Vielleicht sollte sie sich doch besser an diese Kreuzstich-Arbeit setzen? Sticken ist ja wieder in, und die Anleitung sah nicht so schwierig aus. Außerdem würde ein solcher Kalender an die Sitten lang vergangener Zeiten erinnern. Zugegeben, Saskias Mutter hatte nie gestickt und die Großmutter auch nicht, aber bei der Urgroßmutter konnte man sich nicht sicher sein. Und vermutlich war es für Ann-Sophie wichtig, auch zu diesem Teil ihres Familienerbes einen emotionalen Zugang zu bekommen. Sticken also. Ist das eigentlich zeitaufwendig? Vielleicht könnte sie im Büro …

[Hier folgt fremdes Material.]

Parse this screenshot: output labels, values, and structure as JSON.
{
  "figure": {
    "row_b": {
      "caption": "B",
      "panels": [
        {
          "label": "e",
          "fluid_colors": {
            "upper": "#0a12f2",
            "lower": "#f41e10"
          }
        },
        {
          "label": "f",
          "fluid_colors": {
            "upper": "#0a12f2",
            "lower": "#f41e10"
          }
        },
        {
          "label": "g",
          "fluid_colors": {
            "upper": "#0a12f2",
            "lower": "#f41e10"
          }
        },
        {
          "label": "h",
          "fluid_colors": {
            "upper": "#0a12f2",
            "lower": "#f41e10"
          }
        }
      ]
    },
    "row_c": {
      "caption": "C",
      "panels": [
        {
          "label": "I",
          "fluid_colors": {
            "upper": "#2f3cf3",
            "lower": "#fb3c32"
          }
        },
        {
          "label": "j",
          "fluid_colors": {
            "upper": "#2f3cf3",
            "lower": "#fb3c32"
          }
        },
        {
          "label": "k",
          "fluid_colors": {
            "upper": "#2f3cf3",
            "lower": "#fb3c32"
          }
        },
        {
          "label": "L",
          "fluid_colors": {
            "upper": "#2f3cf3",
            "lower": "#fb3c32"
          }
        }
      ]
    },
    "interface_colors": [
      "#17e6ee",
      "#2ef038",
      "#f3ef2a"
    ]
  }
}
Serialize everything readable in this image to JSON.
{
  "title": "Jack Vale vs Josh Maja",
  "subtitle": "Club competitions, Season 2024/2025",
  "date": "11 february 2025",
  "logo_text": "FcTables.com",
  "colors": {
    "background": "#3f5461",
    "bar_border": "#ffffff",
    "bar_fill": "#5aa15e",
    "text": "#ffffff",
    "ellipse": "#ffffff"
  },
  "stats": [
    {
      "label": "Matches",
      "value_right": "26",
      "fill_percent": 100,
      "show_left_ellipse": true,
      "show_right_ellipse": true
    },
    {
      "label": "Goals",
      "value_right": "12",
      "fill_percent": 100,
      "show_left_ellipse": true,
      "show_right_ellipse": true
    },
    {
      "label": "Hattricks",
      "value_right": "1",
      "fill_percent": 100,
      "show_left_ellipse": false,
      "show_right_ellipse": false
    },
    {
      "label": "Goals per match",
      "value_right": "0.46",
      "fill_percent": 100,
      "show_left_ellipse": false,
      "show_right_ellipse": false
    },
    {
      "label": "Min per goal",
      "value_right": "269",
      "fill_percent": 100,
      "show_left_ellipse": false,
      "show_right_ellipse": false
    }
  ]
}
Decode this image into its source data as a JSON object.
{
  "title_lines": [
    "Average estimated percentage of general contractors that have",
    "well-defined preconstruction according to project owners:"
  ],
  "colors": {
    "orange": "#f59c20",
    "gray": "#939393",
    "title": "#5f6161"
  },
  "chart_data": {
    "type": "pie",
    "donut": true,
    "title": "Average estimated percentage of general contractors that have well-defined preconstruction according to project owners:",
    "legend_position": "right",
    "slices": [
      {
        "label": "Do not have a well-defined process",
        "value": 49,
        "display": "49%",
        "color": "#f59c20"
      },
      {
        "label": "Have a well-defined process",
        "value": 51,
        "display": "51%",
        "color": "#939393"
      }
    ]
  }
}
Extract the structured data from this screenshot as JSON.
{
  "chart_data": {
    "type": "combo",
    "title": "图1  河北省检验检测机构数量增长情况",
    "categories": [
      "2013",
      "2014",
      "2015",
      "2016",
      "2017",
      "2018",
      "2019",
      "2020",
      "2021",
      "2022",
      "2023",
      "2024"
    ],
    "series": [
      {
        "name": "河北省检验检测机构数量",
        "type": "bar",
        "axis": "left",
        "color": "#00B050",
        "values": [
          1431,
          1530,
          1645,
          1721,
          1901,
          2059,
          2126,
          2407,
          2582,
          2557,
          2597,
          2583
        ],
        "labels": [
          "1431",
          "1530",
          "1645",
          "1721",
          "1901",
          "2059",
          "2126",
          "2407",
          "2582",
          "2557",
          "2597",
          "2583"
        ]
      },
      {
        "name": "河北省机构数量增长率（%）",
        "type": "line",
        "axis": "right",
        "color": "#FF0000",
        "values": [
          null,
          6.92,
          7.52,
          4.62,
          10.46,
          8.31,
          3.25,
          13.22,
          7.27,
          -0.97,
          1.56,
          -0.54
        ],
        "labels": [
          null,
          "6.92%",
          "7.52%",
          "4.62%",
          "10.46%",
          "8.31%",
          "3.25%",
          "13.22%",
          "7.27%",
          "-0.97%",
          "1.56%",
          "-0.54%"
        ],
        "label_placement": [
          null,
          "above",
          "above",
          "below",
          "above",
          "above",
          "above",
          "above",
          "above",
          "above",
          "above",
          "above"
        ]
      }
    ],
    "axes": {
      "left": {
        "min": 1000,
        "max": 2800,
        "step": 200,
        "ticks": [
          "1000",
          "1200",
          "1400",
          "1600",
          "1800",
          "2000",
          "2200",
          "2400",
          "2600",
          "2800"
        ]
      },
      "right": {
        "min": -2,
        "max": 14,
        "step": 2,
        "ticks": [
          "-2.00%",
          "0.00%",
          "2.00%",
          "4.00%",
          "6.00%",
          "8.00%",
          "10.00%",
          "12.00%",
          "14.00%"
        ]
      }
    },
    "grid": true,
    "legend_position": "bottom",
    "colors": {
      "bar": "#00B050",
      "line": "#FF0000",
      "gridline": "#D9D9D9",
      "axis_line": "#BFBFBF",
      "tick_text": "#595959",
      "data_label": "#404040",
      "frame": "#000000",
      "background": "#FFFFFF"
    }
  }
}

Nein, Saskia verwirft diesen Gedanken. Sticken geht da nicht. Höchstens mal ein paar Mails schreiben, das fällt nicht weiter auf. Die Kolleginnen haben alle keine Kinder. Die wissen ja gar nicht, was Weihnachten ist. Was das bedeutet! Diese entrückte Zeit, die glänzenden Kinderaugen, diese heimelige Gemütlichkeit … Es sollte Mütter geben, die sich nach den Zeiten zurücksehnten, in denen ihre Kinder noch ganz klein waren. Saskia gehörte nicht dazu. In den ersten zwei Jahren ihres Lebens hatte Ann-Sophie den leuchtenden und funkelnden Baum kaum zur Kenntnis genommen. Die liebevolle Dekoration der Wohnung motivierte sie eher zum Versuch, sie sich in den Mund zu stecken, statt sie ehrfürchtig zu bestaunen. Zum Glück hatte sich dies mit zunehmendem Alter geändert. Und Saskia hat eingesehen, dass sporadisch verteiltes Obst und diverse Schokoladenweihnachtsmänner das Kind auch nur unnütz in Versuchung führen. Aber das ist jetzt auch egal. Fest steht: Das ganze Jahr über freut sich Saskia schon darauf. Weihnachten!

Eigentlich müsste natürlich noch das Esszimmer neu gestrichen werden. Und wenn nur endlich das neue Sofa geliefert würde! Seit Wochen wartet sie schon darauf, ach was, seit Monaten. Im September hatte sie es bestellt, da wird man ja wohl erwarten können, dass die endlich mal in die Puschen kommen. Sie selber hockt ja auch nicht den ganzen Tag faul auf ebenjenem noch nicht gelieferten Sofa. Nein, sie muss ständig in Bewegung bleiben. Für Ann-Sophie beispielsweise. Und jetzt natürlich, um Weihnachten vorzubereiten. Damit es schön wird. Es wird einem schließlich nichts geschenkt!